La gale est une maladie qui infecte la peau. Elle commence par une petite bosse, puis se propage sous une forme de zébrures rouges et sanglantes. Le cas ressemble à beaucoup d’autres problèmes de peau, tels que le zona. La gale est une sorte de film d’horreur. Elle est causée par un petit insecte brun à 8 pattes, un acarien, ayant une forme de tortue. Et ce parasite Scarpotes Scabiei ne peut pas être vu à l’œil nu.

Les acariens femelles creusent sous votre peau, souvent se faufilant entre vos doigts, orteils, ou vos «parties intimes». Une fois qu’elles accèdent à l’intérieur de votre peau, elles prennent leur temps pour creuser jusqu’à ce qu’elles trouvent un endroit agréable pour pondre leurs œufs. Vous rappelez-vous de ces scènes du film Alien, lorsqu’un animal denté perce la paroi de l’estomac d’astronautes, montrant ses dents en triomphe avant de prendre la fuite dans la station spatiale? C’est la même sensation.
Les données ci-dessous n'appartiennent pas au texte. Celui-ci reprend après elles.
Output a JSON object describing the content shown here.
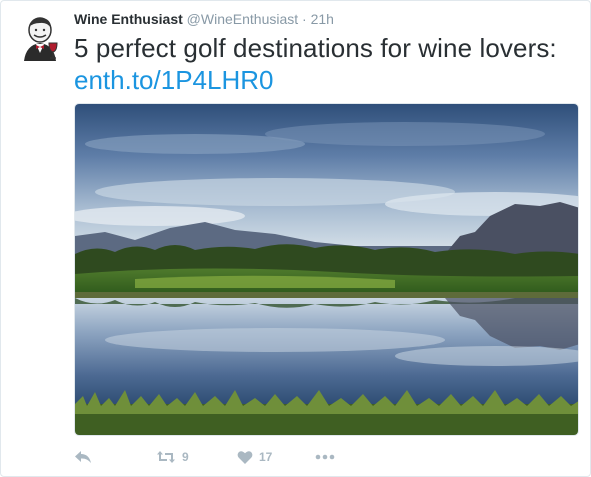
{
  "tweet": {
    "author_name": "Wine Enthusiast",
    "author_handle": "@WineEnthusiast",
    "separator": "·",
    "timestamp": "21h",
    "text": "5 perfect golf destinations for wine lovers:",
    "link_text": "enth.to/1P4LHR0",
    "avatar_icon": "sommelier-avatar-icon",
    "media_description_icon": "golf-course-photo"
  },
  "actions": {
    "reply_icon": "reply-icon",
    "retweet_icon": "retweet-icon",
    "retweet_count": "9",
    "like_icon": "heart-icon",
    "like_count": "17",
    "more_icon": "more-dots-icon"
  },
  "colors": {
    "link": "#1b95e0",
    "meta_gray": "#8899a6",
    "action_gray": "#aab8c2",
    "text": "#292f33"
  }
}
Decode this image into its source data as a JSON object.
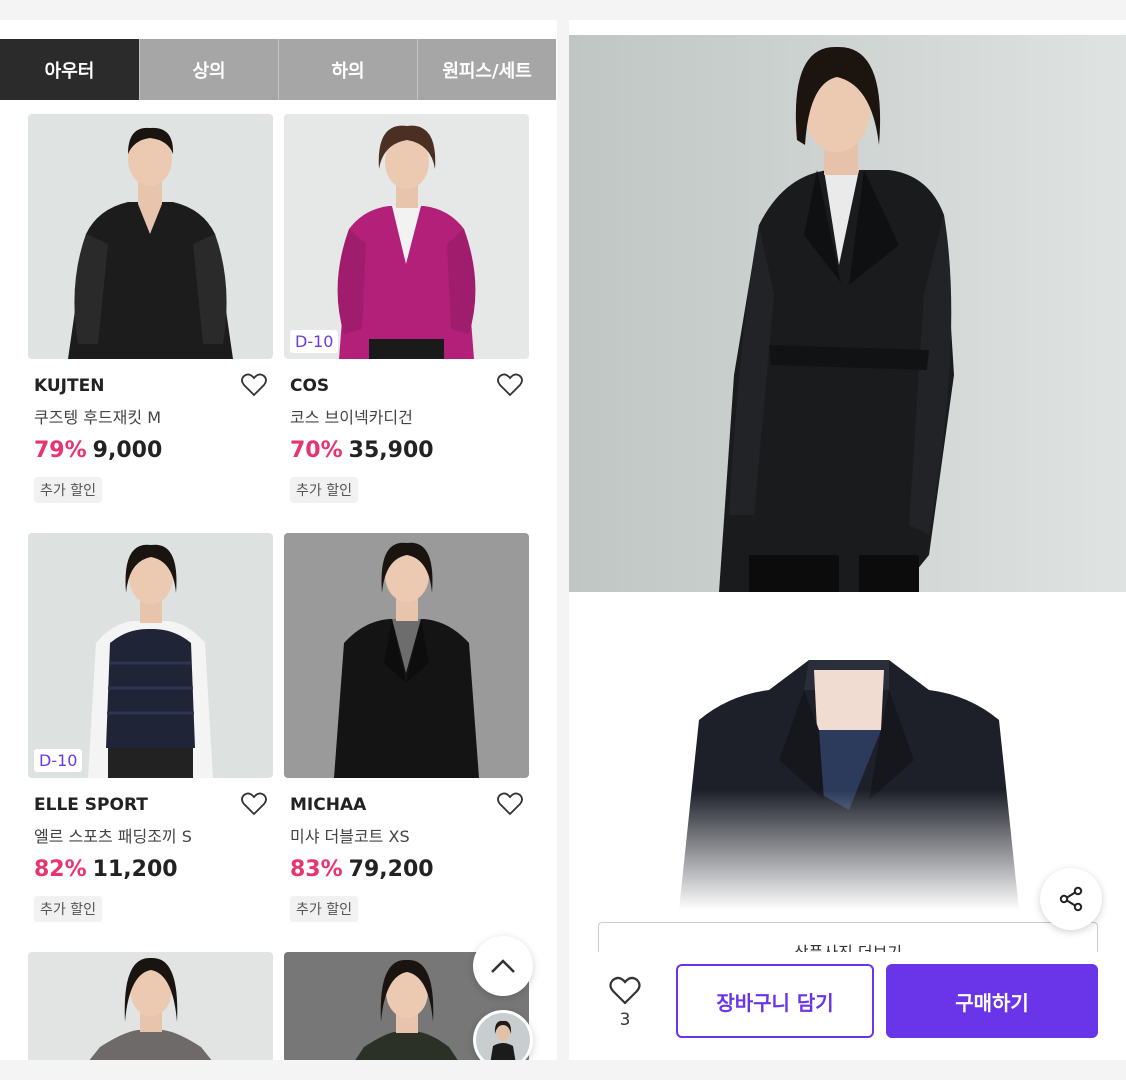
{
  "tabs": [
    {
      "label": "아우터",
      "active": true
    },
    {
      "label": "상의",
      "active": false
    },
    {
      "label": "하의",
      "active": false
    },
    {
      "label": "원피스/세트",
      "active": false
    }
  ],
  "products": [
    {
      "brand": "KUJTEN",
      "name": "쿠즈텡 후드재킷 M",
      "discount": "79%",
      "price": "9,000",
      "tag": "추가 할인",
      "badge": ""
    },
    {
      "brand": "COS",
      "name": "코스 브이넥카디건",
      "discount": "70%",
      "price": "35,900",
      "tag": "추가 할인",
      "badge": "D-10"
    },
    {
      "brand": "ELLE SPORT",
      "name": "엘르 스포츠 패딩조끼 S",
      "discount": "82%",
      "price": "11,200",
      "tag": "추가 할인",
      "badge": "D-10"
    },
    {
      "brand": "MICHAA",
      "name": "미샤 더블코트 XS",
      "discount": "83%",
      "price": "79,200",
      "tag": "추가 할인",
      "badge": ""
    }
  ],
  "detail": {
    "more_photos_label": "상품사진 더보기",
    "like_count": "3",
    "cart_label": "장바구니 담기",
    "buy_label": "구매하기"
  },
  "colors": {
    "accent": "#6a35e8",
    "discount": "#e8336e",
    "tab_active": "#2b2b2b",
    "tab_inactive": "#a6a6a6"
  },
  "icons": {
    "heart": "heart-icon",
    "share": "share-icon",
    "scroll_top": "chevron-up-icon"
  }
}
C’est effrayant. Tout ce que vous touchez doit rester dans un sac en plastique pendant 7 jours, ou peut-être même brûlé. Les douches chaudes sont une nécessité, pour faire cuire ses petits diables se trouvant sous votre peau et vous en débarrasser. Il n’y a jamais eu meilleur argument pour prendre des douches chaudes régulières.
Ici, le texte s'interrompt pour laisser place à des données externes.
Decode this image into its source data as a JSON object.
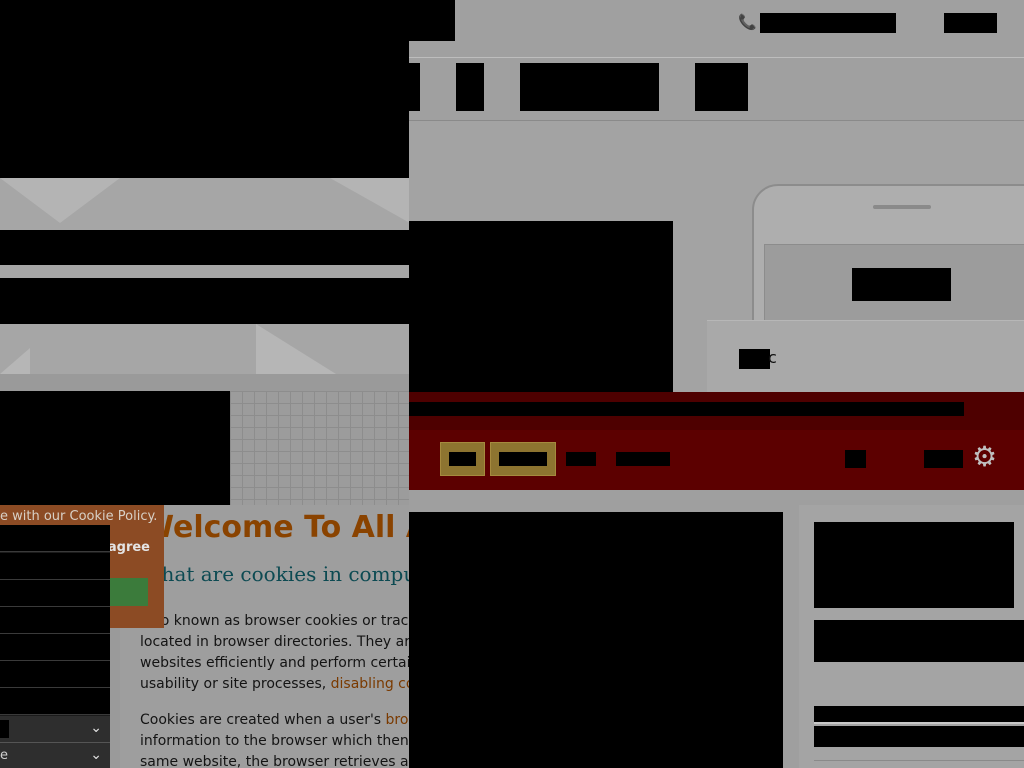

Les acariens peuvent creuser jusqu’à 1/5ème d’un centimètre par jour, et peuvent vivre à l’intérieur de vous pendant plusieurs semaines avant que vous le remarquiez. Non seulement cela, mais les médecins ne peuvent jamais confirmer que vous avez ou aviez eu la gale. Les insectes sont trop petits pour être détectés, et il n’existe aucun test définitif. En prison, lorsqu’on remarque des démangeaisons, une peau rouge et des bosses, on assume qu’il s’agit de la gale. Être traité comme un porteur de la gale est une expérience insultante, que vous l’ayez ou non.

La solitude

Nous criant dessus à travers les portes de cellules, mon compagnon et moi prenions des douches séparées en couvrant, de ce qu’on nous a dit, être une crème très chère. Nos repas nous ont été apportés par des bénévoles pas très disposés. La gale est un événement semi-régulier en prison, il existe donc un protocole dont tout le monde est au courant. Vos vêtements sont emportés dans des sacs à risque biologique, vous faisant sentir moins humain, comme si cela ne suffisait pas d’être emprisonné. Vous êtes isolé du reste de la population carcérale le temps d’appliquer vos crèmes et de rester en attente.

Suivant les ordres du médecin, je me suis enduis de crèmes, pris mes douches, changé mes vêtements à plusieurs reprises, et beaucoup lu. J’ai essayé de ne pas me gratter la nuit, juste pour que mon compagnon de chambre puisse dormir.  Celui-ci est devenu de plus en plus exaspéré. Il venait d’être condamné à sa première peine de prison. En plus de la gale, Il avait beaucoup de choses à digérer.

En fin de compte, j’ai réussi à convaincre la plupart des prisonniers qui me criaient dessus que contracter la gale n’était pas de ma faute. Après deux semaines de crèmes et de solitude, mes éruptions se sont évaporées. Était-ce la gale après tout? Je ne le saurai jamais.